Benessere

Gallera, il re dello “state a casa” che non dà un dato utile neanche a pagarlo

13 Aprile 2020

Approfitto volentieri del giornale che ho cofondato, nonché di internet e dei social network, per porre qualche questione alla Regione Lombardia – la regione in cui sono nato cresciuto e vivo -, e segnatamente all’assessore al welfare Giulio Gallera, cittadino di Milano, la città in cui sono nato, cresciuto e vivo.

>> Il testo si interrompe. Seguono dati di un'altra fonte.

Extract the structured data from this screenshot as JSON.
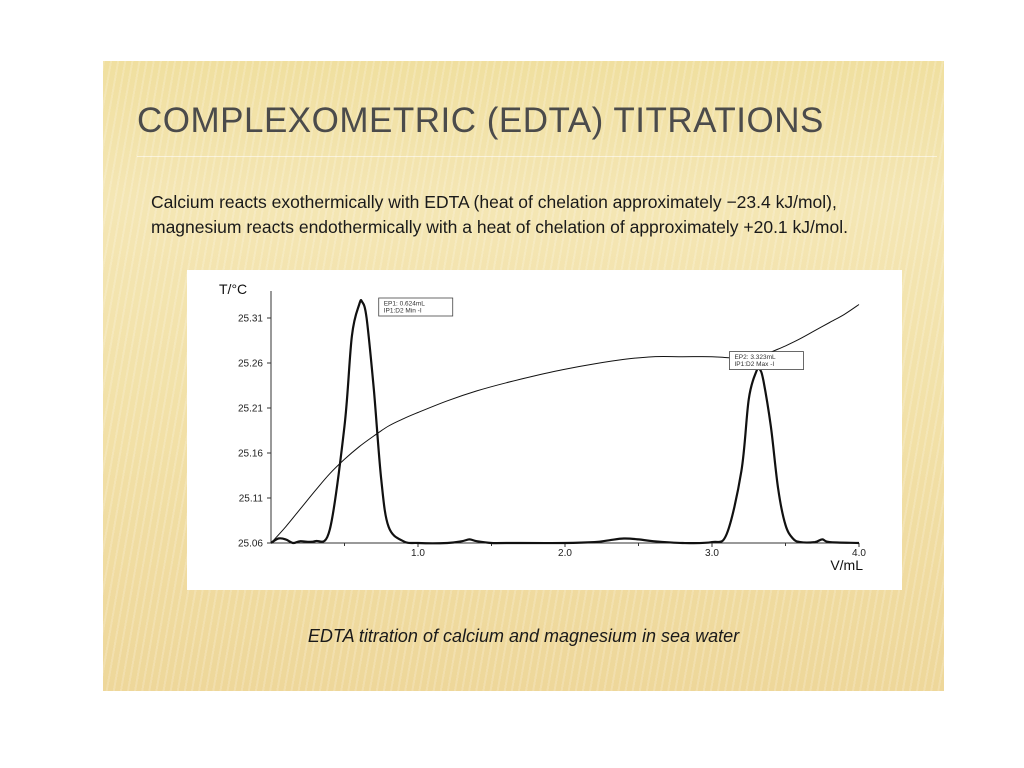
{
  "slide": {
    "title": "COMPLEXOMETRIC (EDTA) TITRATIONS",
    "body": "Calcium reacts exothermically with EDTA (heat of chelation approximately −23.4 kJ/mol), magnesium reacts endothermically with a heat of chelation of approximately +20.1 kJ/mol.",
    "caption": "EDTA titration of calcium and magnesium in sea water",
    "colors": {
      "background": "#f2e1a8",
      "title": "#4b4b4b",
      "text": "#1a1a1a",
      "plot_line": "#111111"
    }
  },
  "chart_data": {
    "type": "line",
    "title": "",
    "xlabel": "V/mL",
    "ylabel": "T/°C",
    "xlim": [
      0,
      4.0
    ],
    "ylim": [
      25.06,
      25.34
    ],
    "x_ticks": [
      "1.0",
      "2.0",
      "3.0",
      "4.0"
    ],
    "y_ticks": [
      "25.06",
      "25.11",
      "25.16",
      "25.21",
      "25.26",
      "25.31"
    ],
    "grid": false,
    "series": [
      {
        "role": "temperature",
        "x": [
          0,
          0.1,
          0.2,
          0.3,
          0.4,
          0.5,
          0.6,
          0.7,
          0.8,
          0.9,
          1.0,
          1.2,
          1.4,
          1.6,
          1.8,
          2.0,
          2.2,
          2.4,
          2.6,
          2.8,
          3.0,
          3.1,
          3.2,
          3.325,
          3.4,
          3.5,
          3.6,
          3.7,
          3.8,
          3.9,
          4.0
        ],
        "y": [
          25.06,
          25.078,
          25.098,
          25.118,
          25.137,
          25.153,
          25.167,
          25.179,
          25.19,
          25.198,
          25.205,
          25.218,
          25.229,
          25.238,
          25.246,
          25.253,
          25.259,
          25.264,
          25.267,
          25.267,
          25.267,
          25.266,
          25.265,
          25.266,
          25.272,
          25.279,
          25.287,
          25.296,
          25.305,
          25.314,
          25.325
        ],
        "stroke_width": 1
      },
      {
        "role": "second derivative",
        "x": [
          0,
          0.05,
          0.1,
          0.15,
          0.2,
          0.3,
          0.4,
          0.5,
          0.55,
          0.6,
          0.62,
          0.65,
          0.7,
          0.75,
          0.8,
          0.9,
          1.0,
          1.2,
          1.3,
          1.35,
          1.4,
          1.5,
          1.6,
          2.0,
          2.2,
          2.3,
          2.4,
          2.5,
          2.6,
          2.8,
          3.0,
          3.1,
          3.2,
          3.25,
          3.3,
          3.325,
          3.35,
          3.4,
          3.45,
          3.5,
          3.55,
          3.6,
          3.7,
          3.75,
          3.8,
          4.0
        ],
        "y": [
          25.06,
          25.065,
          25.064,
          25.06,
          25.062,
          25.062,
          25.075,
          25.19,
          25.29,
          25.325,
          25.328,
          25.31,
          25.23,
          25.13,
          25.078,
          25.062,
          25.06,
          25.06,
          25.062,
          25.064,
          25.062,
          25.06,
          25.06,
          25.06,
          25.061,
          25.063,
          25.065,
          25.064,
          25.062,
          25.06,
          25.061,
          25.07,
          25.14,
          25.22,
          25.25,
          25.253,
          25.24,
          25.19,
          25.12,
          25.08,
          25.065,
          25.061,
          25.061,
          25.064,
          25.061,
          25.06
        ],
        "stroke_width": 2.2
      }
    ],
    "annotations": [
      {
        "lines": [
          "EP1: 0.624mL",
          "IP1:D2 Min -I"
        ],
        "x": 0.624
      },
      {
        "lines": [
          "EP2: 3.323mL",
          "IP1:D2 Max -I"
        ],
        "x": 3.323
      }
    ]
  }
}
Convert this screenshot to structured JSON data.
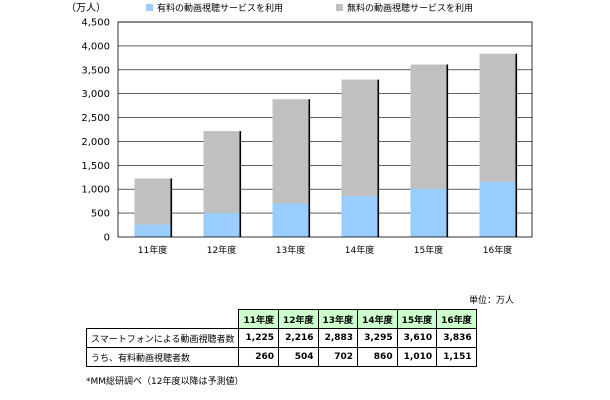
{
  "chart_data": {
    "type": "bar",
    "stacked": true,
    "unit_label": "（万人）",
    "categories": [
      "11年度",
      "12年度",
      "13年度",
      "14年度",
      "15年度",
      "16年度"
    ],
    "series": [
      {
        "name": "有料の動画視聴サービスを利用",
        "color": "#99ccff",
        "values": [
          260,
          504,
          702,
          860,
          1010,
          1151
        ]
      },
      {
        "name": "無料の動画視聴サービスを利用",
        "color": "#c0c0c0",
        "values": [
          965,
          1712,
          2181,
          2435,
          2600,
          2685
        ]
      }
    ],
    "ylim": [
      0,
      4500
    ],
    "yticks": [
      0,
      500,
      1000,
      1500,
      2000,
      2500,
      3000,
      3500,
      4000,
      4500
    ],
    "ytick_labels": [
      "0",
      "500",
      "1,000",
      "1,500",
      "2,000",
      "2,500",
      "3,000",
      "3,500",
      "4,000",
      "4,500"
    ],
    "grid": true,
    "legend_position": "top"
  },
  "table": {
    "unit_note": "単位：万人",
    "headers": [
      "11年度",
      "12年度",
      "13年度",
      "14年度",
      "15年度",
      "16年度"
    ],
    "rows": [
      {
        "label": "スマートフォンによる動画視聴者数",
        "values": [
          "1,225",
          "2,216",
          "2,883",
          "3,295",
          "3,610",
          "3,836"
        ]
      },
      {
        "label": "うち、有料動画視聴者数",
        "values": [
          "260",
          "504",
          "702",
          "860",
          "1,010",
          "1,151"
        ]
      }
    ]
  },
  "source_note": "*MM総研調べ（12年度以降は予測値）"
}
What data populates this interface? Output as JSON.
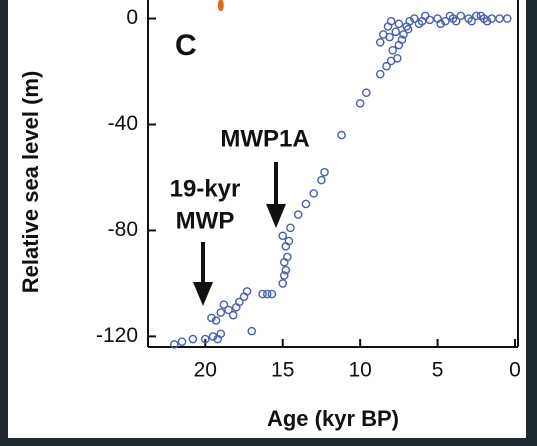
{
  "chart_data": {
    "type": "scatter",
    "x_label": "Age (kyr BP)",
    "y_label": "Relative sea level (m)",
    "annotations": [
      "C",
      "MWP1A",
      "19-kyr",
      "MWP"
    ],
    "xlim": [
      23.7,
      0
    ],
    "ylim": [
      -124,
      7
    ],
    "xticks": [
      20,
      15,
      10,
      5,
      0
    ],
    "yticks": [
      0,
      -40,
      -80,
      -120
    ],
    "series": [
      {
        "color": "#4a5fb0",
        "x": [
          22,
          21.5,
          20.8,
          20,
          19.5,
          19.2,
          19,
          19.6,
          19.3,
          19,
          18.8,
          18.5,
          18.2,
          18,
          17.8,
          17.5,
          17.3,
          17,
          16.3,
          16,
          15.7,
          15,
          14.9,
          14.8,
          14.9,
          14.7,
          14.8,
          14.6,
          15,
          14.5,
          14,
          13.5,
          13,
          12.5,
          12.3,
          11.2,
          10,
          9.6,
          8.7,
          8.3,
          8,
          7.9,
          7.6,
          7.5,
          7.7,
          8.5,
          8.7,
          8.2,
          8,
          7.5,
          7,
          6.8,
          6.5,
          6,
          5.5,
          5,
          4.5,
          4,
          3.5,
          3,
          2.5,
          2,
          1.5,
          1,
          0.5,
          7.2,
          6.9,
          6.2,
          5.8,
          4.8,
          4.2,
          3.8,
          2.8,
          2.2,
          1.8,
          7.3,
          8.1
        ],
        "values": [
          -123,
          -122,
          -121,
          -121,
          -120,
          -121,
          -119,
          -113,
          -114,
          -111,
          -108,
          -110,
          -112,
          -109,
          -107,
          -105,
          -103,
          -118,
          -104,
          -104,
          -104,
          -100,
          -97,
          -95,
          -92,
          -90,
          -86,
          -84,
          -82,
          -79,
          -74,
          -70,
          -66,
          -61,
          -58,
          -44,
          -32,
          -28,
          -21,
          -18,
          -16,
          -12,
          -15,
          -10,
          -5,
          -6,
          -9,
          -3,
          -1,
          -2,
          -3,
          -1,
          0,
          -1,
          -0.5,
          0,
          -1,
          0,
          1,
          0,
          1,
          0,
          0,
          0,
          0,
          -6,
          -4,
          -2,
          1,
          -2,
          1,
          -1,
          -1,
          1,
          -1,
          -8,
          -7
        ]
      },
      {
        "color": "#e8641e",
        "x": [
          19
        ],
        "values": [
          5
        ]
      }
    ]
  }
}
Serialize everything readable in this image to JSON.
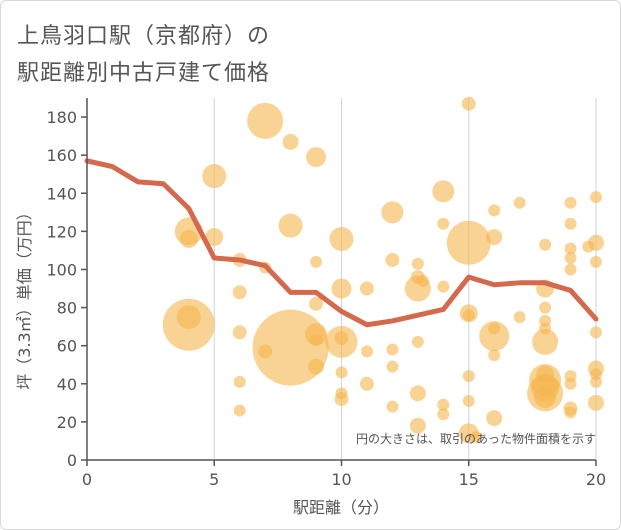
{
  "title_lines": [
    "上鳥羽口駅（京都府）の",
    "駅距離別中古戸建て価格"
  ],
  "chart_data": {
    "type": "scatter",
    "xlabel": "駅距離（分）",
    "ylabel": "坪（3.3㎡）単価（万円）",
    "xlim": [
      0,
      20
    ],
    "ylim": [
      0,
      190
    ],
    "xticks": [
      0,
      5,
      10,
      15,
      20
    ],
    "yticks": [
      0,
      20,
      40,
      60,
      80,
      100,
      120,
      140,
      160,
      180
    ],
    "grid": "x",
    "annotation": "円の大きさは、取引のあった物件面積を示す",
    "colors": {
      "bubble": "#f5b54c",
      "line": "#d4694e",
      "axis": "#555555",
      "grid": "#c9d6e3"
    },
    "bubbles": [
      {
        "x": 7,
        "y": 178,
        "s": 18
      },
      {
        "x": 8,
        "y": 167,
        "s": 8
      },
      {
        "x": 9,
        "y": 159,
        "s": 10
      },
      {
        "x": 5,
        "y": 149,
        "s": 12
      },
      {
        "x": 15,
        "y": 187,
        "s": 7
      },
      {
        "x": 14,
        "y": 141,
        "s": 11
      },
      {
        "x": 17,
        "y": 135,
        "s": 6
      },
      {
        "x": 19,
        "y": 135,
        "s": 6
      },
      {
        "x": 20,
        "y": 138,
        "s": 6
      },
      {
        "x": 16,
        "y": 131,
        "s": 6
      },
      {
        "x": 12,
        "y": 130,
        "s": 11
      },
      {
        "x": 14,
        "y": 124,
        "s": 6
      },
      {
        "x": 19,
        "y": 124,
        "s": 6
      },
      {
        "x": 4,
        "y": 120,
        "s": 14
      },
      {
        "x": 4,
        "y": 116,
        "s": 9
      },
      {
        "x": 5,
        "y": 117,
        "s": 9
      },
      {
        "x": 8,
        "y": 123,
        "s": 12
      },
      {
        "x": 10,
        "y": 116,
        "s": 12
      },
      {
        "x": 15,
        "y": 114,
        "s": 22
      },
      {
        "x": 16,
        "y": 117,
        "s": 8
      },
      {
        "x": 18,
        "y": 113,
        "s": 6
      },
      {
        "x": 20,
        "y": 114,
        "s": 8
      },
      {
        "x": 19.7,
        "y": 112,
        "s": 6
      },
      {
        "x": 19,
        "y": 111,
        "s": 6
      },
      {
        "x": 19,
        "y": 106,
        "s": 6
      },
      {
        "x": 20,
        "y": 104,
        "s": 6
      },
      {
        "x": 6,
        "y": 105,
        "s": 7
      },
      {
        "x": 7,
        "y": 101,
        "s": 6
      },
      {
        "x": 9,
        "y": 104,
        "s": 6
      },
      {
        "x": 12,
        "y": 105,
        "s": 7
      },
      {
        "x": 13,
        "y": 103,
        "s": 6
      },
      {
        "x": 13,
        "y": 96,
        "s": 7
      },
      {
        "x": 19,
        "y": 100,
        "s": 6
      },
      {
        "x": 13,
        "y": 90,
        "s": 13
      },
      {
        "x": 13.2,
        "y": 94,
        "s": 6
      },
      {
        "x": 10,
        "y": 90,
        "s": 10
      },
      {
        "x": 11,
        "y": 90,
        "s": 7
      },
      {
        "x": 14,
        "y": 91,
        "s": 6
      },
      {
        "x": 18,
        "y": 90,
        "s": 9
      },
      {
        "x": 6,
        "y": 88,
        "s": 7
      },
      {
        "x": 9,
        "y": 82,
        "s": 7
      },
      {
        "x": 18,
        "y": 80,
        "s": 6
      },
      {
        "x": 15,
        "y": 77,
        "s": 9
      },
      {
        "x": 15,
        "y": 76,
        "s": 6
      },
      {
        "x": 17,
        "y": 75,
        "s": 6
      },
      {
        "x": 4,
        "y": 71,
        "s": 26
      },
      {
        "x": 4,
        "y": 75,
        "s": 12
      },
      {
        "x": 18,
        "y": 73,
        "s": 6
      },
      {
        "x": 18,
        "y": 69,
        "s": 6
      },
      {
        "x": 16,
        "y": 69,
        "s": 6
      },
      {
        "x": 6,
        "y": 67,
        "s": 7
      },
      {
        "x": 8,
        "y": 59,
        "s": 38
      },
      {
        "x": 9,
        "y": 66,
        "s": 11
      },
      {
        "x": 9,
        "y": 63,
        "s": 6
      },
      {
        "x": 10,
        "y": 62,
        "s": 16
      },
      {
        "x": 10,
        "y": 64,
        "s": 7
      },
      {
        "x": 16,
        "y": 65,
        "s": 15
      },
      {
        "x": 18,
        "y": 62,
        "s": 13
      },
      {
        "x": 13,
        "y": 62,
        "s": 6
      },
      {
        "x": 20,
        "y": 67,
        "s": 6
      },
      {
        "x": 7,
        "y": 57,
        "s": 7
      },
      {
        "x": 11,
        "y": 57,
        "s": 6
      },
      {
        "x": 12,
        "y": 58,
        "s": 6
      },
      {
        "x": 16,
        "y": 55,
        "s": 6
      },
      {
        "x": 9,
        "y": 49,
        "s": 8
      },
      {
        "x": 10,
        "y": 46,
        "s": 6
      },
      {
        "x": 12,
        "y": 49,
        "s": 6
      },
      {
        "x": 15,
        "y": 44,
        "s": 6
      },
      {
        "x": 18,
        "y": 45,
        "s": 9
      },
      {
        "x": 18,
        "y": 42,
        "s": 16
      },
      {
        "x": 18,
        "y": 38,
        "s": 14
      },
      {
        "x": 18,
        "y": 35,
        "s": 18
      },
      {
        "x": 18,
        "y": 33,
        "s": 11
      },
      {
        "x": 19,
        "y": 44,
        "s": 6
      },
      {
        "x": 19,
        "y": 40,
        "s": 6
      },
      {
        "x": 20,
        "y": 48,
        "s": 8
      },
      {
        "x": 20,
        "y": 45,
        "s": 6
      },
      {
        "x": 20,
        "y": 41,
        "s": 6
      },
      {
        "x": 6,
        "y": 41,
        "s": 6
      },
      {
        "x": 11,
        "y": 40,
        "s": 7
      },
      {
        "x": 13,
        "y": 35,
        "s": 8
      },
      {
        "x": 10,
        "y": 35,
        "s": 6
      },
      {
        "x": 10,
        "y": 32,
        "s": 7
      },
      {
        "x": 15,
        "y": 31,
        "s": 6
      },
      {
        "x": 20,
        "y": 30,
        "s": 8
      },
      {
        "x": 14,
        "y": 29,
        "s": 6
      },
      {
        "x": 12,
        "y": 28,
        "s": 6
      },
      {
        "x": 19,
        "y": 27,
        "s": 7
      },
      {
        "x": 19,
        "y": 25,
        "s": 6
      },
      {
        "x": 6,
        "y": 26,
        "s": 6
      },
      {
        "x": 14,
        "y": 24,
        "s": 6
      },
      {
        "x": 16,
        "y": 22,
        "s": 8
      },
      {
        "x": 13,
        "y": 18,
        "s": 8
      },
      {
        "x": 15,
        "y": 14,
        "s": 10
      },
      {
        "x": 15.3,
        "y": 12,
        "s": 6
      }
    ],
    "series": [
      {
        "x": [
          0,
          1,
          2,
          3,
          4,
          5,
          6,
          7,
          8,
          9,
          10,
          11,
          12,
          13,
          14,
          15,
          16,
          17,
          18,
          19,
          20
        ],
        "values": [
          157,
          154,
          146,
          145,
          132,
          106,
          105,
          102,
          88,
          88,
          78,
          71,
          73,
          76,
          79,
          96,
          92,
          93,
          93,
          89,
          74
        ]
      }
    ]
  }
}
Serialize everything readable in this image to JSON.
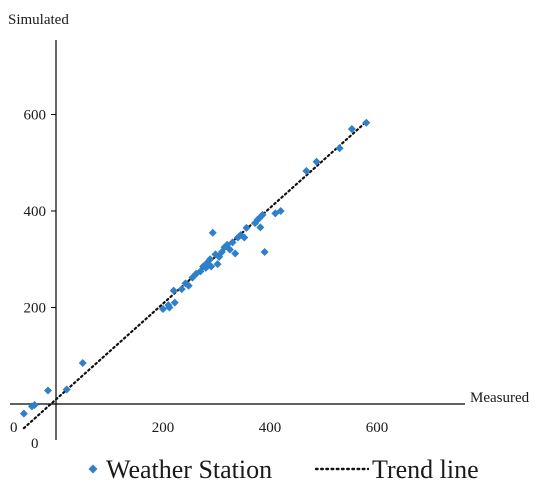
{
  "chart_data": {
    "type": "scatter",
    "xlabel": "Measured",
    "ylabel": "Simulated",
    "xlim": [
      -75,
      700
    ],
    "ylim": [
      -180,
      710
    ],
    "x_ticks": [
      0,
      200,
      400,
      600
    ],
    "y_ticks": [
      200,
      400,
      600
    ],
    "x_tick_labels": [
      "0",
      "200",
      "400",
      "600"
    ],
    "y_tick_labels": [
      "200",
      "400",
      "600"
    ],
    "y_zero_label": "0",
    "grid": false,
    "legend_position": "bottom",
    "series": [
      {
        "name": "Weather Station",
        "kind": "scatter",
        "marker": "diamond",
        "color": "#2f7fcb",
        "points": [
          [
            -60,
            -20
          ],
          [
            -45,
            -5
          ],
          [
            -40,
            -2
          ],
          [
            -15,
            28
          ],
          [
            20,
            30
          ],
          [
            50,
            85
          ],
          [
            200,
            197
          ],
          [
            210,
            205
          ],
          [
            212,
            200
          ],
          [
            220,
            235
          ],
          [
            222,
            210
          ],
          [
            235,
            238
          ],
          [
            242,
            250
          ],
          [
            248,
            245
          ],
          [
            255,
            262
          ],
          [
            262,
            270
          ],
          [
            270,
            275
          ],
          [
            275,
            285
          ],
          [
            280,
            282
          ],
          [
            282,
            292
          ],
          [
            288,
            300
          ],
          [
            290,
            285
          ],
          [
            293,
            355
          ],
          [
            298,
            310
          ],
          [
            302,
            290
          ],
          [
            305,
            305
          ],
          [
            310,
            315
          ],
          [
            315,
            325
          ],
          [
            320,
            330
          ],
          [
            325,
            320
          ],
          [
            330,
            335
          ],
          [
            335,
            312
          ],
          [
            340,
            345
          ],
          [
            345,
            350
          ],
          [
            352,
            345
          ],
          [
            356,
            365
          ],
          [
            372,
            375
          ],
          [
            377,
            382
          ],
          [
            380,
            385
          ],
          [
            382,
            366
          ],
          [
            386,
            392
          ],
          [
            390,
            315
          ],
          [
            410,
            395
          ],
          [
            420,
            400
          ],
          [
            468,
            483
          ],
          [
            487,
            502
          ],
          [
            530,
            530
          ],
          [
            553,
            570
          ],
          [
            580,
            583
          ]
        ]
      },
      {
        "name": "Trend line",
        "kind": "line",
        "style": "dotted",
        "color": "#111111",
        "x": [
          -60,
          580
        ],
        "y": [
          -50,
          585
        ]
      }
    ]
  }
}
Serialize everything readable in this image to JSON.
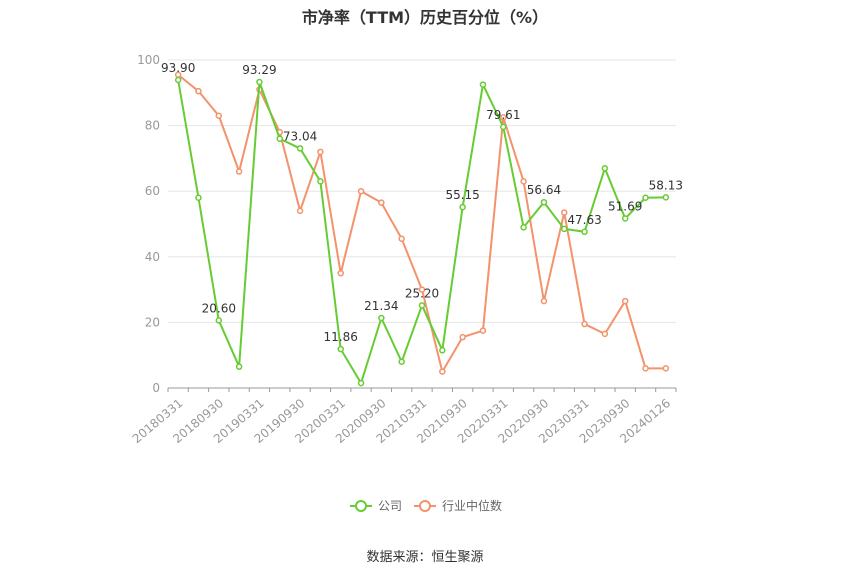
{
  "chart_data": {
    "type": "line",
    "title": "市净率（TTM）历史百分位（%）",
    "source": "数据来源：恒生聚源",
    "ylim": [
      0,
      100
    ],
    "y_ticks": [
      "0",
      "20",
      "40",
      "60",
      "80",
      "100"
    ],
    "x_tick_labels": [
      "20180331",
      "20180930",
      "20190331",
      "20190930",
      "20200331",
      "20200930",
      "20210331",
      "20210930",
      "20220331",
      "20220930",
      "20230331",
      "20230930",
      "20240126"
    ],
    "grid": true,
    "legend_position": "bottom",
    "series": [
      {
        "name": "公司",
        "color": "#66cc33",
        "values": [
          93.9,
          58.0,
          20.6,
          6.5,
          93.29,
          76.0,
          73.04,
          63.0,
          11.86,
          1.5,
          21.34,
          8.0,
          25.2,
          11.5,
          55.15,
          92.5,
          79.61,
          49.0,
          56.64,
          48.5,
          47.63,
          67.0,
          51.69,
          58.0,
          58.13
        ],
        "labels": [
          "93.90",
          "",
          "20.60",
          "",
          "93.29",
          "",
          "73.04",
          "",
          "11.86",
          "",
          "21.34",
          "",
          "25.20",
          "",
          "55.15",
          "",
          "79.61",
          "",
          "56.64",
          "",
          "47.63",
          "",
          "51.69",
          "",
          "58.13"
        ]
      },
      {
        "name": "行业中位数",
        "color": "#f4926b",
        "values": [
          95.5,
          90.5,
          83.0,
          66.0,
          91.0,
          78.0,
          54.0,
          72.0,
          35.0,
          60.0,
          56.5,
          45.5,
          30.0,
          5.0,
          15.5,
          17.5,
          82.5,
          63.0,
          26.5,
          53.5,
          19.5,
          16.5,
          26.5,
          6.0,
          6.0
        ]
      }
    ]
  }
}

Uso i mezzi che ho a disposizione perché assisto ogni giorno, incuriosito e impotente, ai monologhi di Gallera, in cui tra un elogio alla strategia della regione che co-amministra, e la toccante lettura delle lettere di non meglio precisati bambini che gli scrivono quanto è bravo, non c’è mai nessuno che possa fare una straccio di domanda. Nemmeno una, visto che le sue non sono conferenze stampa con giornalisti, ma dirette Facebook fatte alla presenza di colleghi di giunta, che dicono, con lui, quanto sono stati bravi, sulla soglia degli 11 mila morti, e – come lui – che se non va tutto alla perfezione la colpa è di quelli che non stanno a casa.

Allora, senza perdere troppo tempo: è così gentile, assessore Gallera, da dirci con un po’ di precisione chi sono, che lavoro fanno, e quanti anni hanno le persone che risultano “nuovi positivi” in questi giorni? Perché ormai siamo a oltre un mese dal lock down, e quindi è lecito immaginare che un buon numero di questi “nuovi positivi” risultino tali per aver contratto la malattia dopo la chiusura. Sono lombardi indisciplinati che se la sono cercata, come ci dite sostanzialmente sempre lei e i suoi colleghi tra le righe, o lavoratori che non hanno potuto evitare contatti? E nel caso, non è che – come sembra ad ascoltare voci informate – un numero importante tra questi lavoratori sono medici e infermieri, e che quindi quelli che vanno in giro senza giustificazione (che sono molto pochi, dice la polizia) non sono comunque il problema, perché il grosso dei problemi continua ad annidarsi nelle strutture ospedaliere e nelle RSA? Oppure le infezioni avvengono in casa, perché la gente resta a casa? E anche questa “preoccupazione” su Milano: anche qui, ci spiega chi sono i nuovi contagiati? Non lo sa o non vuole dircelo perché si faticherebbe a spiegare che la colpa non è di cittadini che si infettano ma, chessó, di operatori sanitari che si “infortunano” sul lavoro più indispensabile di tutti?

Ci risparmi l’ennesima predica sull’importanza di stare a casa, abbiamo capito. Stiamo a casa. Ma lei, se ritorna a fare queste patetiche dirette da Corea del Nord, abbia la cortesia di rispondere almeno a queste domande. Cruciali, lo capirà, per capire se la strategia adottata è giusta e, soprattutto, cosa può succedere in futuro. Abbia – abbiate – la cortesia di rispondere almeno a queste domande, a dire con un po’ di trasparenza come stanno le cose.

Risponda, oppure stia a casa. Anzi, ci vada, e resti là per un po’. Quando avremo bisogno, ci faremo vivi noi. Così a occhio, non sarà prestissimo.